KSOP Samarinda Diduga Tutup Mata Soal Batu Bara Ilegal Rp 1,8 Triliun Milik Sugianto alias Asun, Dalih “Tak Berwenang” Justru Langgar UU!

Samarinda, indcyber.com — Dugaan kebocoran besar penerimaan negara dari praktik pengiriman batu bara ilegal senilai Rp1,8 triliun yang menyeret nama Sugianto alias Asun terus menjadi sorotan publik.

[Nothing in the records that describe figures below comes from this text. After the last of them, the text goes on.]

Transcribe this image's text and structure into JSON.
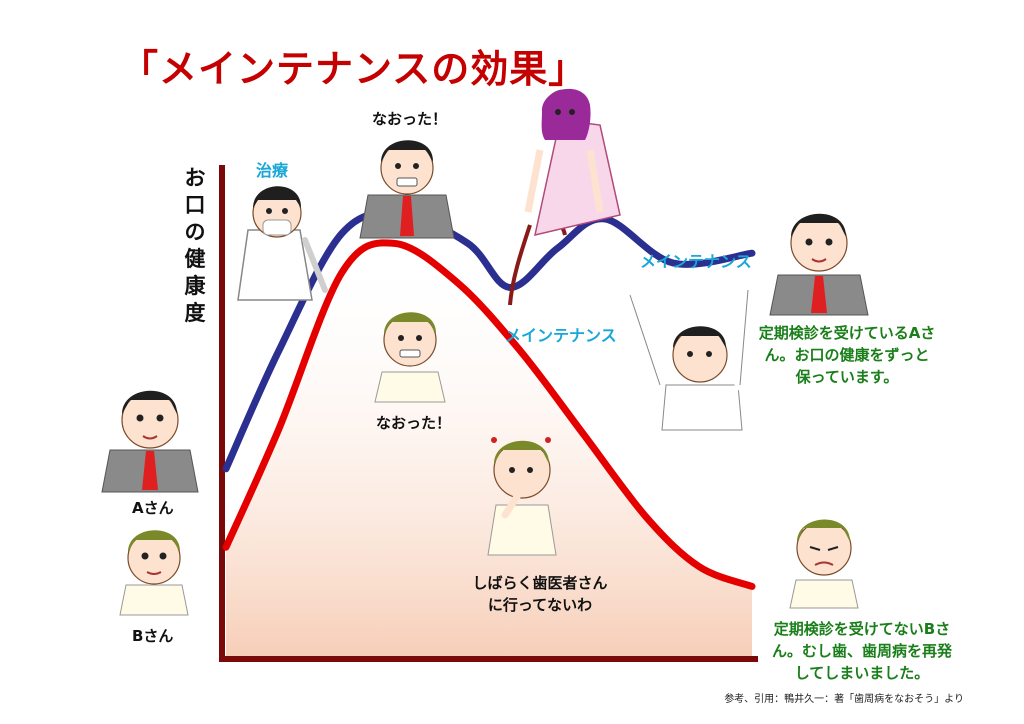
{
  "title": "「メインテナンスの効果」",
  "y_axis_label": "お口の健康度",
  "annotations": {
    "treatment": "治療",
    "cured_top": "なおった！",
    "cured_bottom": "なおった！",
    "maintenance_1": "メインテナンス",
    "maintenance_2": "メインテナンス",
    "not_going": [
      "しばらく歯医者さん",
      "に行ってないわ"
    ],
    "person_a": "Aさん",
    "person_b": "Bさん",
    "result_a": [
      "定期検診を受けているAさ",
      "ん。お口の健康をずっと",
      "保っています。"
    ],
    "result_b": [
      "定期検診を受けてないBさ",
      "ん。むし歯、歯周病を再発",
      "してしまいました。"
    ]
  },
  "source": "参考、引用：鴨井久一：著「歯周病をなおそう」より",
  "colors": {
    "title": "#c40000",
    "axis": "#7a0a0a",
    "line_a": "#2b2f8f",
    "line_b": "#e50000",
    "annotation_cyan": "#1aa7d8",
    "annotation_green": "#1a7f1a"
  },
  "icons": [
    "dentist-icon",
    "cured-man-icon",
    "nurse-icon",
    "person-a-icon",
    "person-b-icon",
    "cheering-man-icon",
    "thinking-boy-icon",
    "worried-boy-icon"
  ],
  "chart_data": {
    "type": "line",
    "series": [
      {
        "name": "Aさん",
        "color": "#2b2f8f",
        "points": [
          [
            0,
            0.38
          ],
          [
            0.1,
            0.62
          ],
          [
            0.22,
            0.86
          ],
          [
            0.33,
            0.9
          ],
          [
            0.46,
            0.84
          ],
          [
            0.54,
            0.75
          ],
          [
            0.63,
            0.83
          ],
          [
            0.72,
            0.89
          ],
          [
            0.85,
            0.8
          ],
          [
            1.0,
            0.82
          ]
        ]
      },
      {
        "name": "Bさん",
        "color": "#e50000",
        "points": [
          [
            0,
            0.22
          ],
          [
            0.1,
            0.46
          ],
          [
            0.22,
            0.78
          ],
          [
            0.32,
            0.84
          ],
          [
            0.44,
            0.76
          ],
          [
            0.56,
            0.62
          ],
          [
            0.68,
            0.45
          ],
          [
            0.8,
            0.28
          ],
          [
            0.9,
            0.18
          ],
          [
            1.0,
            0.14
          ]
        ]
      }
    ]
  }
}
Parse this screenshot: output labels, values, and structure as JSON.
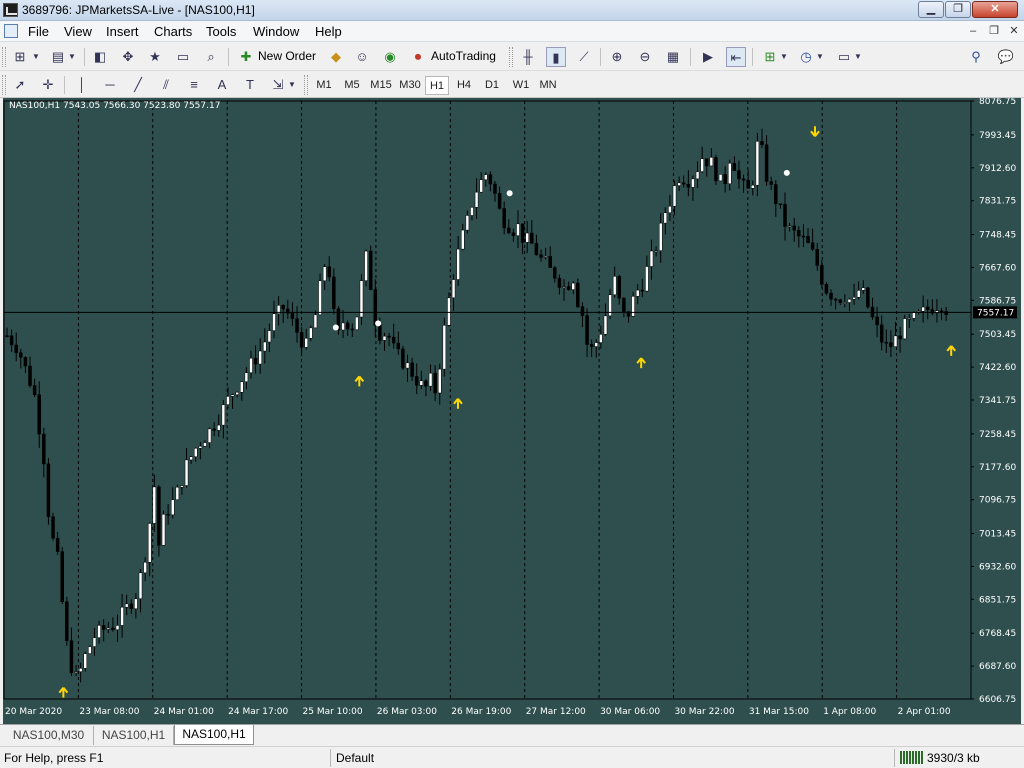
{
  "window": {
    "title": "3689796: JPMarketsSA-Live - [NAS100,H1]",
    "minimize_icon": "minimize-icon",
    "maximize_icon": "maximize-icon",
    "close_icon": "close-icon"
  },
  "menu": {
    "items": [
      "File",
      "View",
      "Insert",
      "Charts",
      "Tools",
      "Window",
      "Help"
    ]
  },
  "toolbar1": {
    "new_order_label": "New Order",
    "autotrading_label": "AutoTrading"
  },
  "toolbar2": {
    "timeframes": [
      "M1",
      "M5",
      "M15",
      "M30",
      "H1",
      "H4",
      "D1",
      "W1",
      "MN"
    ],
    "active_timeframe": "H1"
  },
  "chart": {
    "info_text": "NAS100,H1  7543.05 7566.30 7523.80 7557.17",
    "current_price_label": "7557.17",
    "colors": {
      "background": "#2f4f4f",
      "candle_bull": "#ffffff",
      "candle_bear": "#000000",
      "grid": "#000000",
      "arrow": "#ffd700",
      "axis_text": "#ffffff"
    }
  },
  "chart_data": {
    "type": "candlestick",
    "symbol": "NAS100",
    "timeframe": "H1",
    "ylim": [
      6606.75,
      8076.75
    ],
    "y_ticks": [
      "8076.75",
      "7993.45",
      "7912.60",
      "7831.75",
      "7748.45",
      "7667.60",
      "7586.75",
      "7503.45",
      "7422.60",
      "7341.75",
      "7258.45",
      "7177.60",
      "7096.75",
      "7013.45",
      "6932.60",
      "6851.75",
      "6768.45",
      "6687.60",
      "6606.75"
    ],
    "x_ticks": [
      "20 Mar 2020",
      "23 Mar 08:00",
      "24 Mar 01:00",
      "24 Mar 17:00",
      "25 Mar 10:00",
      "26 Mar 03:00",
      "26 Mar 19:00",
      "27 Mar 12:00",
      "30 Mar 06:00",
      "30 Mar 22:00",
      "31 Mar 15:00",
      "1 Apr 08:00",
      "2 Apr 01:00"
    ],
    "last_price": 7557.17,
    "path": [
      [
        0,
        7500
      ],
      [
        2,
        7470
      ],
      [
        5,
        7360
      ],
      [
        7,
        7180
      ],
      [
        8,
        7000
      ],
      [
        9,
        6990
      ],
      [
        11,
        6740
      ],
      [
        12,
        6680
      ],
      [
        13,
        6650
      ],
      [
        14,
        6700
      ],
      [
        16,
        6760
      ],
      [
        18,
        6780
      ],
      [
        20,
        6790
      ],
      [
        22,
        6830
      ],
      [
        24,
        6870
      ],
      [
        26,
        7000
      ],
      [
        27,
        7150
      ],
      [
        28,
        6980
      ],
      [
        29,
        7060
      ],
      [
        31,
        7100
      ],
      [
        33,
        7180
      ],
      [
        35,
        7230
      ],
      [
        37,
        7260
      ],
      [
        39,
        7300
      ],
      [
        41,
        7350
      ],
      [
        43,
        7390
      ],
      [
        45,
        7430
      ],
      [
        47,
        7470
      ],
      [
        49,
        7540
      ],
      [
        51,
        7570
      ],
      [
        53,
        7520
      ],
      [
        55,
        7470
      ],
      [
        57,
        7560
      ],
      [
        58,
        7650
      ],
      [
        59,
        7700
      ],
      [
        60,
        7560
      ],
      [
        61,
        7500
      ],
      [
        62,
        7540
      ],
      [
        64,
        7520
      ],
      [
        65,
        7600
      ],
      [
        66,
        7700
      ],
      [
        67,
        7620
      ],
      [
        68,
        7520
      ],
      [
        69,
        7500
      ],
      [
        70,
        7510
      ],
      [
        71,
        7470
      ],
      [
        72,
        7450
      ],
      [
        74,
        7420
      ],
      [
        75,
        7400
      ],
      [
        76,
        7380
      ],
      [
        77,
        7370
      ],
      [
        78,
        7390
      ],
      [
        79,
        7360
      ],
      [
        80,
        7470
      ],
      [
        81,
        7560
      ],
      [
        82,
        7640
      ],
      [
        83,
        7700
      ],
      [
        84,
        7750
      ],
      [
        85,
        7790
      ],
      [
        86,
        7850
      ],
      [
        87,
        7870
      ],
      [
        88,
        7900
      ],
      [
        89,
        7880
      ],
      [
        90,
        7840
      ],
      [
        91,
        7790
      ],
      [
        92,
        7780
      ],
      [
        93,
        7760
      ],
      [
        94,
        7770
      ],
      [
        95,
        7740
      ],
      [
        96,
        7730
      ],
      [
        97,
        7720
      ],
      [
        98,
        7690
      ],
      [
        99,
        7680
      ],
      [
        100,
        7660
      ],
      [
        101,
        7650
      ],
      [
        102,
        7630
      ],
      [
        103,
        7610
      ],
      [
        104,
        7660
      ],
      [
        105,
        7590
      ],
      [
        106,
        7550
      ],
      [
        107,
        7460
      ],
      [
        108,
        7470
      ],
      [
        109,
        7500
      ],
      [
        110,
        7540
      ],
      [
        111,
        7600
      ],
      [
        112,
        7640
      ],
      [
        113,
        7560
      ],
      [
        114,
        7540
      ],
      [
        115,
        7580
      ],
      [
        116,
        7610
      ],
      [
        117,
        7630
      ],
      [
        118,
        7670
      ],
      [
        119,
        7700
      ],
      [
        120,
        7740
      ],
      [
        121,
        7800
      ],
      [
        122,
        7830
      ],
      [
        123,
        7870
      ],
      [
        124,
        7900
      ],
      [
        125,
        7880
      ],
      [
        126,
        7890
      ],
      [
        127,
        7910
      ],
      [
        128,
        7940
      ],
      [
        129,
        7930
      ],
      [
        130,
        7920
      ],
      [
        131,
        7880
      ],
      [
        132,
        7870
      ],
      [
        133,
        7940
      ],
      [
        134,
        7920
      ],
      [
        135,
        7870
      ],
      [
        136,
        7860
      ],
      [
        137,
        7850
      ],
      [
        138,
        7970
      ],
      [
        139,
        7950
      ],
      [
        140,
        7880
      ],
      [
        141,
        7850
      ],
      [
        142,
        7820
      ],
      [
        143,
        7780
      ],
      [
        144,
        7760
      ],
      [
        145,
        7750
      ],
      [
        146,
        7740
      ],
      [
        147,
        7730
      ],
      [
        148,
        7710
      ],
      [
        149,
        7680
      ],
      [
        150,
        7640
      ],
      [
        151,
        7610
      ],
      [
        152,
        7600
      ],
      [
        153,
        7590
      ],
      [
        154,
        7600
      ],
      [
        155,
        7590
      ],
      [
        156,
        7580
      ],
      [
        157,
        7620
      ],
      [
        158,
        7590
      ],
      [
        159,
        7550
      ],
      [
        160,
        7520
      ],
      [
        161,
        7490
      ],
      [
        162,
        7470
      ],
      [
        163,
        7480
      ],
      [
        164,
        7500
      ],
      [
        165,
        7520
      ],
      [
        166,
        7530
      ],
      [
        167,
        7540
      ],
      [
        168,
        7550
      ],
      [
        170,
        7570
      ],
      [
        172,
        7580
      ],
      [
        173,
        7565
      ],
      [
        174,
        7557
      ]
    ],
    "up_arrows": [
      [
        12,
        6620
      ],
      [
        75,
        7385
      ],
      [
        96,
        7330
      ],
      [
        135,
        7430
      ],
      [
        201,
        7460
      ]
    ],
    "down_arrows": [
      [
        172,
        8005
      ]
    ],
    "white_dots": [
      [
        70,
        7520
      ],
      [
        79,
        7530
      ],
      [
        107,
        7850
      ],
      [
        166,
        7900
      ]
    ]
  },
  "tabs": {
    "items": [
      "NAS100,M30",
      "NAS100,H1",
      "NAS100,H1"
    ],
    "active_index": 2
  },
  "status": {
    "help_text": "For Help, press F1",
    "profile": "Default",
    "network": "3930/3 kb"
  }
}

Kasus ini kini tengah disidik oleh Jaksa Agung Muda Tindak Pidana Khusus (Jampidsus) Kejaksaan Agung RI.
Namun yang lebih mencengangkan, pihak Kantor Kesyahbandaran dan Otoritas Pelabuhan (KSOP) Kelas I Samarinda justru bersikap seolah tidak tahu-menahu, padahal pelabuhan dan alur sungai merupakan wilayah kerja dan tanggung jawab langsung KSOP.

Dalam konfirmasi yang dilakukan Lembaga Aliansi Indonesia Kaltim kepada Kepala Bagian Tata Usaha KSOP Kelas I Samarinda, Anung Trijoko Wasono, S.H., M.H, didampingi Kasi Lalu Lintas Laut (Lala) Dedi, keduanya tampak berbelit dan mengelak ketika ditanya soal aktivitas batu bara milik Asun yang lewat jalur sungai.
Awalnya, keduanya bahkan berpura-pura tidak mengerti pertanyaan, padahal telah dijelaskan secara terang terkait kasus besar tersebut yang tengah ramai diberitakan dan diduga merugikan negara hingga triliunan rupiah.

“Selama mereka memenuhi persyaratan, kami tidak ada kapasitas untuk menyetop atau menghentikan. Kalau kami hentikan, justru kami bisa didenda atau dituntut,” ujar Anung kepada tim Aliansi Indonesia Kaltim.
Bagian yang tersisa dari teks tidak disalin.